Tysoe Walled Kitchen Garden

Welcome to the Tysoe Walled Kitchen Garden website! We are committed to organic gardening. Using the best practices from the Victorian days (i.e. lots of horse manure) and knowledge gleaned from the Ryton Organic Gardens we have set out to tame our Warwickshire clay. It’s all about sustainability, so as well as organic gardening, we’re always looking to better ways to work with our environment.

On this site you can find out about our history and the projects we are working on. You can come visit the garden and learn about organic gardening. Follow our blog to see what’s on our mind in the garden this month.

For the first 8 years all the work was carried out by just the two of us.
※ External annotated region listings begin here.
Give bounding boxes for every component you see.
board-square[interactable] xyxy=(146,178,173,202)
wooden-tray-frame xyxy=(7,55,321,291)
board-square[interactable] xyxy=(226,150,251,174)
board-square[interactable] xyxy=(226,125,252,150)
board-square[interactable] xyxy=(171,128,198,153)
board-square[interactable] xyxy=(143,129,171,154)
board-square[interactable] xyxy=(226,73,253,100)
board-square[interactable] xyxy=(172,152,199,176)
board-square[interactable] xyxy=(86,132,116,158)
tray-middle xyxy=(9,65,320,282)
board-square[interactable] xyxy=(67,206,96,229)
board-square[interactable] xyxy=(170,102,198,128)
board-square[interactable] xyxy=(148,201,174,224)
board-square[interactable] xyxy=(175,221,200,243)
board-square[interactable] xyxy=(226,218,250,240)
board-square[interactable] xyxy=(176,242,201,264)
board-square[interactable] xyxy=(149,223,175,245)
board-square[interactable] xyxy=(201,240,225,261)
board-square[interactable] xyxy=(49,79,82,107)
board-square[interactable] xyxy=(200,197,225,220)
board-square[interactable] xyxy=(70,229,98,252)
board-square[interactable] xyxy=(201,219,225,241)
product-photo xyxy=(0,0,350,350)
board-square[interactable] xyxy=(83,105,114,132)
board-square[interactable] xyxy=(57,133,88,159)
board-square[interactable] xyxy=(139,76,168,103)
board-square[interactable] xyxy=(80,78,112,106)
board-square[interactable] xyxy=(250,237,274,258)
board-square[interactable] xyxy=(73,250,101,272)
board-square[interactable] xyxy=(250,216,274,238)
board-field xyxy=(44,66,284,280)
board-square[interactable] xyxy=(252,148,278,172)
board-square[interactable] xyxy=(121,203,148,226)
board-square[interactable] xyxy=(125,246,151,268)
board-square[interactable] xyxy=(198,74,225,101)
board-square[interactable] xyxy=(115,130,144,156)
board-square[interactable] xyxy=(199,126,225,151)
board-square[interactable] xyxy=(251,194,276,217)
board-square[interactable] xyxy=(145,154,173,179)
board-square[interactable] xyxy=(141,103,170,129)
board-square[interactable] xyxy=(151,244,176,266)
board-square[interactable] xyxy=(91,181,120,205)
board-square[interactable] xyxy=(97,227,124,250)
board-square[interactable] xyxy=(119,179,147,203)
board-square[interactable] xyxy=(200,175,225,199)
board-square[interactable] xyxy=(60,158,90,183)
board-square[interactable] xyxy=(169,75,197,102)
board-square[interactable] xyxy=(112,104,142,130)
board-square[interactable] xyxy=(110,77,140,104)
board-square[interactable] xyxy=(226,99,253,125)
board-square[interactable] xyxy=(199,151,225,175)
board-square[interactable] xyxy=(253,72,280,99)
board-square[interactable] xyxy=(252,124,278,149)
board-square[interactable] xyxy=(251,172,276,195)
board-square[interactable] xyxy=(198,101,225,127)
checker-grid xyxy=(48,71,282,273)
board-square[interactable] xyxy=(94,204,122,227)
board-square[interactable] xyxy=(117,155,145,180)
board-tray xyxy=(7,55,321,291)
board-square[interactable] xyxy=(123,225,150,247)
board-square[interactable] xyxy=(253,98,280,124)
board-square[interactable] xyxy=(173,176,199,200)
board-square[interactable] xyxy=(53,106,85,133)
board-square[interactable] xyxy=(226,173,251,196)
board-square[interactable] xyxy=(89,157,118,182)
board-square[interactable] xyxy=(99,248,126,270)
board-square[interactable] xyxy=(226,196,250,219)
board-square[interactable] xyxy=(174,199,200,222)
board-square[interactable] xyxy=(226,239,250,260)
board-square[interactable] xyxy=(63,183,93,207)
Now we have help and are passing on our knowledge to students on the WRAGS (Work and Retrain As a Gardener Scheme).

We also find time to be involved with the WOT2Grow Community Orchard in Tysoe and have planted a 3 acre wood close to Tysoe, just over the border in Oxfordshire with a grant from the Woodland Trust.

Wednesday, August 14, 2019

Achocha

Never heard of this? a lovely annual climber with tiny flowers loved by bees and hover flies followed by unusual edible fruits, great in salads or stir fries.
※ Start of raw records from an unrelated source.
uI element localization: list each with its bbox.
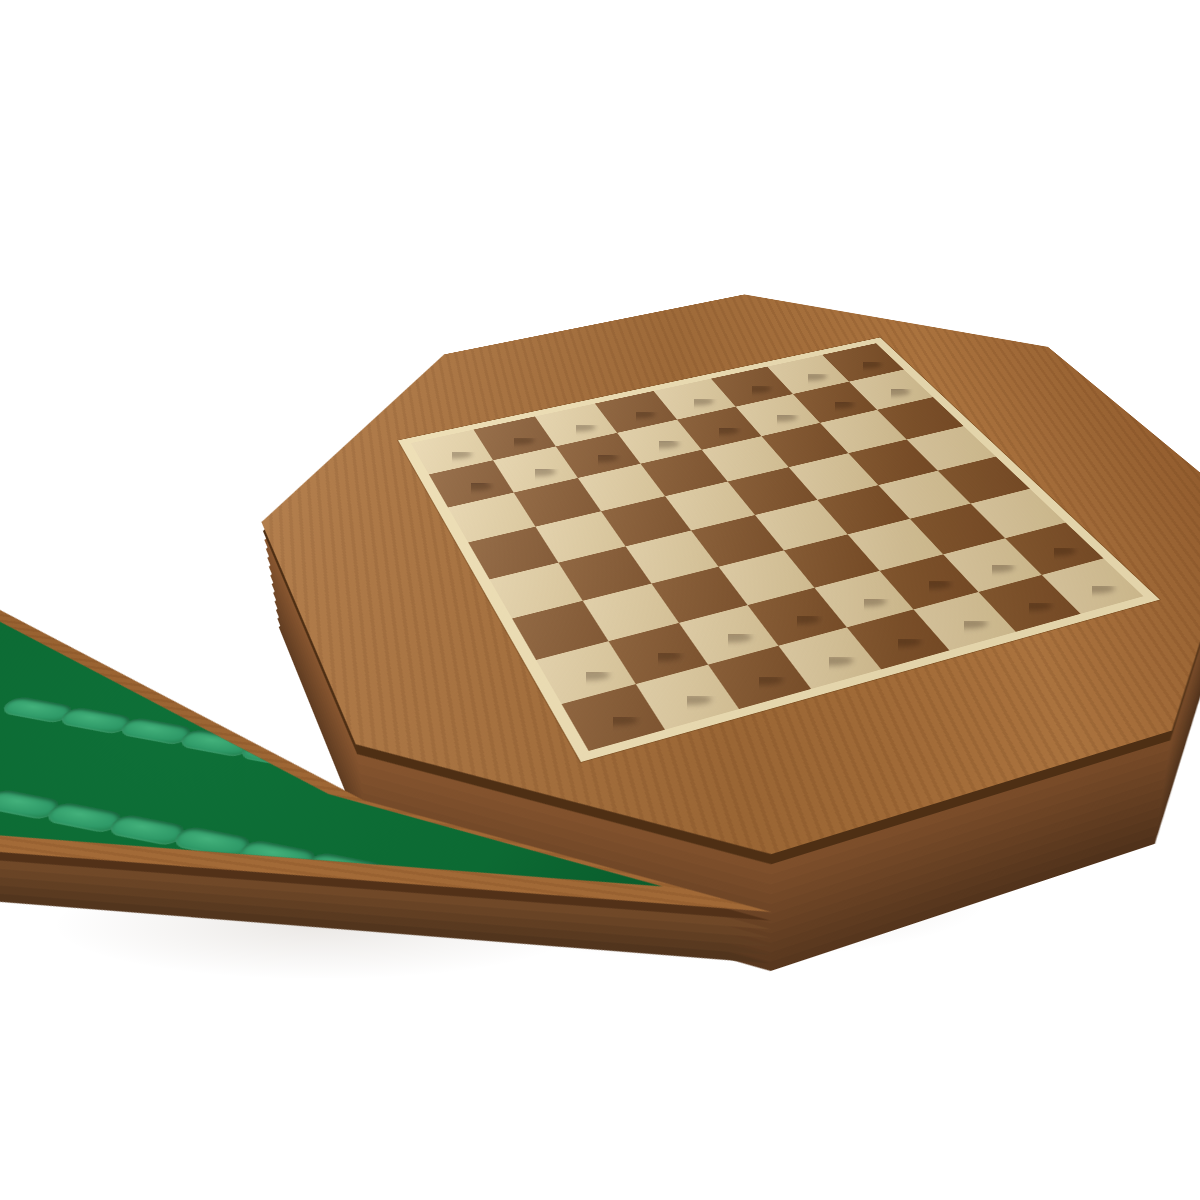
chess-box-assembly: ♜♞♝♛♚♝♞♜♟♟♟♟♟♟♟♟♟♟♟♟♟♟♟♟♜♞♝♛♚♝♞♜ — [210, 256, 1200, 955]
pawn-glyph: ♟ — [513, 423, 558, 473]
product-photo-scene: ♜♞♝♛♚♝♞♜♟♟♟♟♟♟♟♟♟♟♟♟♟♟♟♟♜♞♝♛♚♝♞♜ — [0, 0, 1200, 1200]
piece-recess — [238, 739, 318, 769]
knight-glyph: ♞ — [1000, 543, 1058, 608]
pawn-glyph: ♟ — [576, 410, 620, 459]
rook-glyph: ♜ — [1066, 531, 1119, 590]
knight-glyph: ♞ — [656, 632, 718, 701]
queen-glyph: ♛ — [796, 588, 863, 663]
pawn-glyph: ♟ — [756, 371, 799, 419]
pawn-glyph: ♟ — [870, 347, 912, 394]
pawn-glyph: ♟ — [448, 437, 493, 488]
piece-recess — [170, 826, 255, 860]
pawn-glyph: ♟ — [814, 359, 856, 406]
rook-glyph: ♜ — [584, 657, 642, 722]
pawn-glyph: ♟ — [697, 384, 740, 432]
king-glyph: ♚ — [863, 565, 933, 643]
piece-recess — [235, 839, 320, 874]
bishop-glyph: ♝ — [934, 557, 995, 625]
pawn-glyph: ♟ — [637, 397, 681, 446]
bishop-glyph: ♝ — [727, 611, 790, 682]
Grows outside so no need for a greenhouse or conservatory to get these fruits.

We got the first seeds from Garden Organic Heritage Seed Library. The seeds are strange looking, flat and a bit like broken “shreddies”.

A tender annual which seem to germinate quite quickly so we sow them in modules in April and can be planted out when all chance of frost is gone. By the end of July and into August, September and until first frost, the fruits are appearing. Best eaten small in salads (2-3 cms) but if they get missed (they are the same colour as the foliage ) and grow larger then they can be used by removing seeds and using in stir fries, curries etc. Do not let them get more than about 5 cms . Remove the seeds before cooking if they do get too big as they will have set seed and then the plant stops producing more fruit.

Cyclanthera pedata

The first achocha we grew was Cyclanthera pedata – ladies slipper and each year save some seed so have never been without them for several years now.

Cyclanthera pedata

Last year we got the seeds of Cylanthera brachystachya – fat baby from the heritage seed library. They produce the cute looking fruits and do have different foliage to ladies slipper.

Cyclanthera brachystachya
Fat baby fruits

Keep picking and you could get a wonderful yield, last year we had 870 fruits from about 10 plants, grown quite close together up pigeon netting attached between two posts of the pergola. Makes a lovely screen with the advantage of attracting pollinating insects and you get the fruit. Will survive outside until the first frosts so make sure you keep a couple of large fruits for next years seeds.

I have read somewhere that the fruit is very good for reducing cholesterol but do not know if this has been scientifically tested!